団塊的“It's me”

コキロク(古稀+6歳)からコキシチ(古稀+7歳)への道草随筆 2週間ごとの月・水・金・火・木に更新。土日祭日休み

ミサイルと地下街地下道

2017年04月27日 | Weblog

①    旧ユーゴスラビア ベオグラード 地下道

②    オーストリア ウイーン 地下道

③    日本 東京 上野駅 地下道

①    日本政府は、北朝鮮からのミサイル攻撃を想定して国民に注意喚起を発表した。その中で攻撃当初は屋内に避難し、その後は行政機関の指示に従って適切に避難するよう薦めている。具体的な避難場所としては「堅牢(けんろう)な建物」や「地下街」が挙げられている。私はベオグラードの地下道を思い出した。地下道や地下街には、独特のニオイがある。妻がアフリカのセネガルから旧ユーゴスラビアのベオグラードに転勤したのは、1997年だった。もうそのころ旧ユーゴスラビアは、世界から孤立していた。現在の北朝鮮と同じように経済封鎖も受けていた。1999年NATO軍の空爆が始まる直前、私たちはベオグラードから避難した。それから6か月間オーストリア、日本、クロアチアでの避難生活を続けた。ベオグラードの家は、ミサイル攻撃や空爆から無事だった。数百メートル離れた共産党本部のビルは、アメリカのクラスター爆弾によりビルの真上から20数階建てのビルを直撃してほぼ貫通していた。(写真参照)その他政府の主な庁舎や誤爆で中国大使館(写真参照)もミサイルの攻撃を受けた。現地の友人たちは、地下室をシェルターにして夜の爆撃をしのいだと話した。ミサイル攻撃、戦闘機による爆撃は、人々にとって悪夢であった。友人の一人は毎晩攻撃が始まると窓からミサイルが飛び込んでくる妄想に苦しめられ、脂汗をかいたと語った。私は、空爆が終わった後に帰って行った。ミサイル攻撃や空爆で破壊された建物を見て、やりきれない気持ちになった。私は地下街であろうが堅牢な建物であれ、決して安全な逃げ場所ではないと思う。人間が作ったものをわざわざ爆弾ミサイルで破壊するのは、愚かである。爆弾やミサイルは、私がベオグラードで見た限り、被害範囲は狭い。実際、旧ユーゴスラビアへのNATOの空爆とアメリカのミサイル攻撃での死者は、少なかった。旧ユーゴスラビアは核保有国ではなかった。北朝鮮は原爆を持つ。4月13日に広島へ行って来たばかりである。私は、原爆が投下されてから70年経っても広島に残る重苦しさをなぜか駅構内の地下道で強く感じた。人間の愚かさ罪深さに直面し、意味もなくその犠牲になった人々の無念さを想った。

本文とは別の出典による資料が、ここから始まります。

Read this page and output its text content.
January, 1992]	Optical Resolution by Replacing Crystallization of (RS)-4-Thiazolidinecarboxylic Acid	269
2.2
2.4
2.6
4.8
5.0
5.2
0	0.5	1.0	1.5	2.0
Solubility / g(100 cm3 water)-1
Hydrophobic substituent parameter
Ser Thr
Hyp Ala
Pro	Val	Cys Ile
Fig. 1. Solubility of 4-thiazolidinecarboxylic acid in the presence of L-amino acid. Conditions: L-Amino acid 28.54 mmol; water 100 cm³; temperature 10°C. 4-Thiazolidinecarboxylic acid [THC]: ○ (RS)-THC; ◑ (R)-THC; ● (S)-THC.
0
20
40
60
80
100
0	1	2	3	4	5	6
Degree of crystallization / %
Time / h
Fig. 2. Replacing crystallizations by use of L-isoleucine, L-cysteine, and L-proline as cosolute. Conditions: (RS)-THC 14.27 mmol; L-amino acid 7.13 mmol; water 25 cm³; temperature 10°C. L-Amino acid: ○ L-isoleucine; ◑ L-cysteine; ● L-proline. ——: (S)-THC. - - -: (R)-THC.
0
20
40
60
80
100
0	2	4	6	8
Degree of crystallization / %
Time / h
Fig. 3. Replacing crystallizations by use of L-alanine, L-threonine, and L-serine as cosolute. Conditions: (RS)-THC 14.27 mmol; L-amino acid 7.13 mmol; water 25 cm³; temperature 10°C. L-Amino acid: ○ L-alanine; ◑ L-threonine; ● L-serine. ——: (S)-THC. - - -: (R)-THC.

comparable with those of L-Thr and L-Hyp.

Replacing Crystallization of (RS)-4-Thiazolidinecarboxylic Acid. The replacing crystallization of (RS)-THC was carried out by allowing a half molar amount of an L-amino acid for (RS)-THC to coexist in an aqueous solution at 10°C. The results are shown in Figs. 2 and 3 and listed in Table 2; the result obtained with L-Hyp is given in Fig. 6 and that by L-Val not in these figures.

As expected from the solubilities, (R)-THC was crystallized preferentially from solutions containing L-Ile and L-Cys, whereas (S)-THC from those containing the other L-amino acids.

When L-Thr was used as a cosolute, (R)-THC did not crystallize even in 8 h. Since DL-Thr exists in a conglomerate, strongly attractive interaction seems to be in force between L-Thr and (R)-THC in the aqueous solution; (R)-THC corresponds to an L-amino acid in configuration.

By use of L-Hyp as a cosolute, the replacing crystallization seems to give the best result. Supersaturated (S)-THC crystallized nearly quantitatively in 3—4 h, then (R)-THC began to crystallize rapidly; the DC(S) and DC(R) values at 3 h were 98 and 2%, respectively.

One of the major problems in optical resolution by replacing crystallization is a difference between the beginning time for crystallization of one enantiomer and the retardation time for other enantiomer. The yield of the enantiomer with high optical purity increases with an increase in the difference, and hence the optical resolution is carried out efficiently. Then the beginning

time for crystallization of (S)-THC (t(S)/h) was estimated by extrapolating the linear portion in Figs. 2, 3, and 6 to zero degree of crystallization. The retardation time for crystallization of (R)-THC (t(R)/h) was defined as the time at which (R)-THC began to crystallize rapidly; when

②    ウイーンで定宿にしていた小さなホテルがある。このホテルはウイーンの繁華街から地下街を抜けて行くと近道だった。華やかなウイーンの街で買い物や食事をした後、ホテルに戻った。ホテルへの出口の脇に、麻薬常習者に清潔な注射器を配布する事務所があった。ベオグラードでは内戦、空爆。ウイーンでは麻薬。人間の業の深さを感じた。

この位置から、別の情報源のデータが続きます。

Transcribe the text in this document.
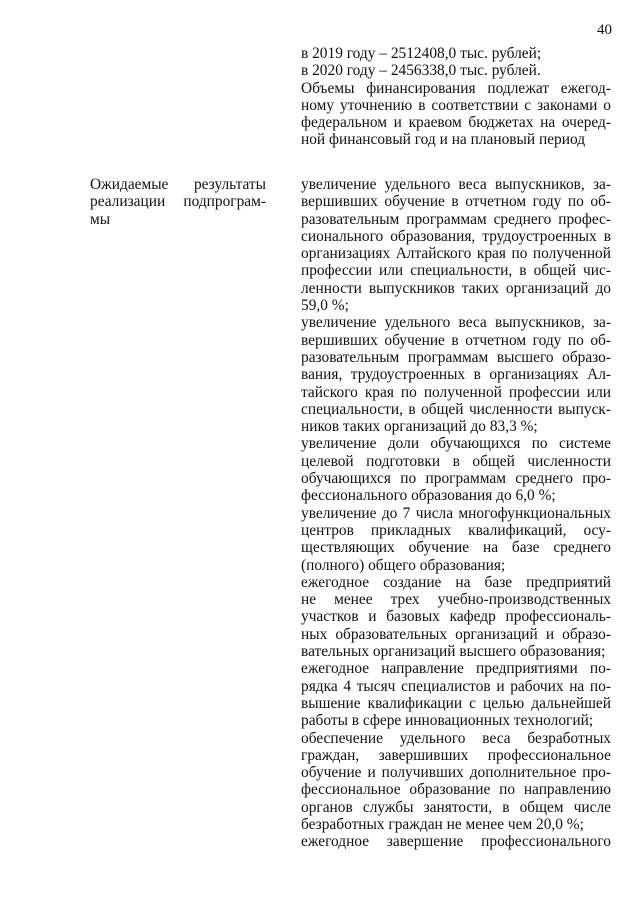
40
Ожидаемые результаты
реализации подпрограм-
мы
в 2019 году – 2512408,0 тыс. рублей;
в 2020 году – 2456338,0 тыс. рублей.
Объемы финансирования подлежат ежегод-
ному уточнению в соответствии с законами о
федеральном и краевом бюджетах на очеред-
ной финансовый год и на плановый период
увеличение удельного веса выпускников, за-
вершивших обучение в отчетном году по об-
разовательным программам среднего профес-
сионального образования, трудоустроенных в
организациях Алтайского края по полученной
профессии или специальности, в общей чис-
ленности выпускников таких организаций до
59,0 %;
увеличение удельного веса выпускников, за-
вершивших обучение в отчетном году по об-
разовательным программам высшего образо-
вания, трудоустроенных в организациях Ал-
тайского края по полученной профессии или
специальности, в общей численности выпуск-
ников таких организаций до 83,3 %;
увеличение доли обучающихся по системе
целевой подготовки в общей численности
обучающихся по программам среднего про-
фессионального образования до 6,0 %;
увеличение до 7 числа многофункциональных
центров прикладных квалификаций, осу-
ществляющих обучение на базе среднего
(полного) общего образования;
ежегодное создание на базе предприятий
не менее трех учебно-производственных
участков и базовых кафедр профессиональ-
ных образовательных организаций и образо-
вательных организаций высшего образования;
ежегодное направление предприятиями по-
рядка 4 тысяч специалистов и рабочих на по-
вышение квалификации с целью дальнейшей
работы в сфере инновационных технологий;
обеспечение удельного веса безработных
граждан, завершивших профессиональное
обучение и получивших дополнительное про-
фессиональное образование по направлению
органов службы занятости, в общем числе
безработных граждан не менее чем 20,0 %;
ежегодное завершение профессионального
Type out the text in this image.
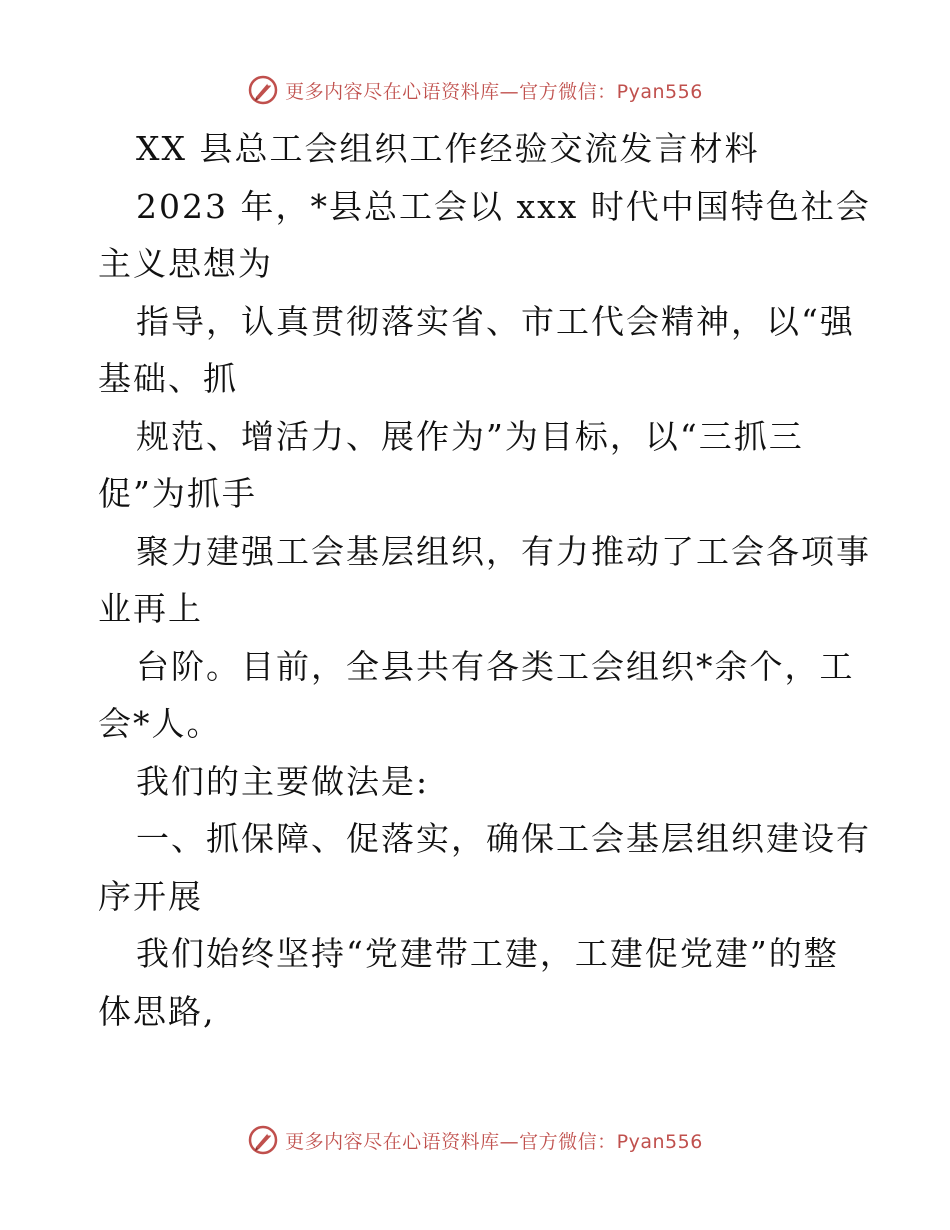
更多内容尽在心语资料库—官方微信：Pyan556
XX 县总工会组织工作经验交流发言材料
2023 年，*县总工会以 xxx 时代中国特色社会
主义思想为
指导，认真贯彻落实省、市工代会精神，以“强
基础、抓
规范、增活力、展作为”为目标，以“三抓三
促”为抓手
聚力建强工会基层组织，有力推动了工会各项事
业再上
台阶。目前，全县共有各类工会组织*余个，工
会*人。
我们的主要做法是:
一、抓保障、促落实，确保工会基层组织建设有
序开展
我们始终坚持“党建带工建，工建促党建”的整
体思路,
更多内容尽在心语资料库—官方微信：Pyan556
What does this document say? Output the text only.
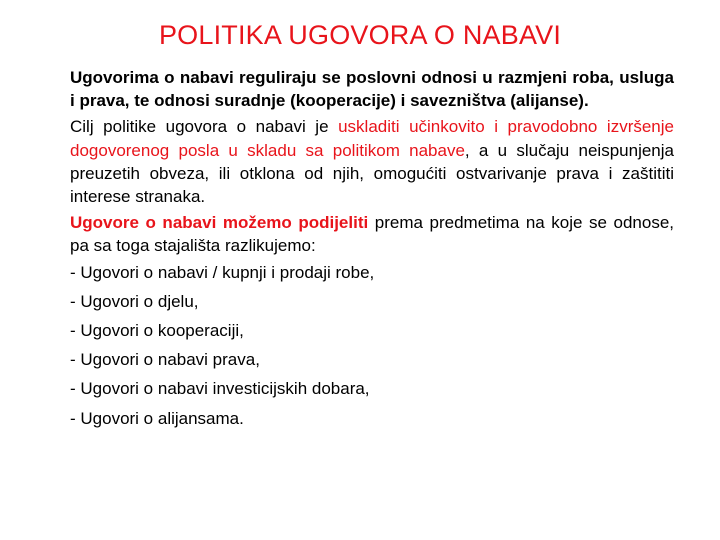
POLITIKA UGOVORA O NABAVI

Ugovorima o nabavi reguliraju se poslovni odnosi u razmjeni roba, usluga i prava, te odnosi suradnje (kooperacije) i savezništva (alijanse).

Cilj politike ugovora o nabavi je uskladiti učinkovito i pravodobno izvršenje dogovorenog posla u skladu sa politikom nabave, a u slučaju neispunjenja preuzetih obveza, ili otklona od njih, omogućiti ostvarivanje prava i zaštititi interese stranaka.

Ugovore o nabavi možemo podijeliti prema predmetima na koje se odnose, pa sa toga stajališta razlikujemo:

- Ugovori o nabavi / kupnji i prodaji robe,
- Ugovori o djelu,
- Ugovori o kooperaciji,
- Ugovori o nabavi prava,
- Ugovori o nabavi investicijskih dobara,
- Ugovori o alijansama.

③    初めて私が東京へ行ったのは、実母が死んだ後、東京の親戚に預けられた時だった。その時かどうか記憶は定かではない。上野駅の地下道で大勢のホームレスを見たのを覚えている。あれからすでに60年以上。日本は戦後奇跡的に復興できた。2度と地下街、地下道に人間が絶望し哀れな姿であふれるのを見たいとは思わない。

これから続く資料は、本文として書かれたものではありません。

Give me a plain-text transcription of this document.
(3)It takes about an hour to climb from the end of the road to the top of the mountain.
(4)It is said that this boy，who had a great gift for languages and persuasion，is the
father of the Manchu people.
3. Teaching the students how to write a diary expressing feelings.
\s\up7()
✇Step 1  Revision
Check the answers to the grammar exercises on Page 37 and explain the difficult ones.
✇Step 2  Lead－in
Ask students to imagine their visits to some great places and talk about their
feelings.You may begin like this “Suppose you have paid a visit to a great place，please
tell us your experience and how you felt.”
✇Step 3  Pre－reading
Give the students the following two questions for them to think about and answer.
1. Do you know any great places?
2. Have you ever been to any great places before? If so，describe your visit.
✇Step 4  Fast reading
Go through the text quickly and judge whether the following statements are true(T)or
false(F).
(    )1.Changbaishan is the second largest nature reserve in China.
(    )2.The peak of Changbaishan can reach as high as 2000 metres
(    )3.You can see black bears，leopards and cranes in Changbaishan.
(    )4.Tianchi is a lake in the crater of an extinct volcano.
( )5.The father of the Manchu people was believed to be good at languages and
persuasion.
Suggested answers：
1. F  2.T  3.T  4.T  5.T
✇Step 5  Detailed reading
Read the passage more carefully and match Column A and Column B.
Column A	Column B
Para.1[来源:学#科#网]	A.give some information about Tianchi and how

 日本政府はミサイル攻撃への国民保護とうたって注意喚起をした。でも私には、それはただの気休めにしか感じない。日本という国家が地球上のいかなる国からも攻撃されない、そんな存在価値のある国になって欲しい。私はそうなる一つは、カールビンソン空母打撃群級の日本病院船群を持ち世界に貢献することだと信じる。地下街や地下道は、避難のためにあるのではない。市民の生活の一部でだけであってほしい。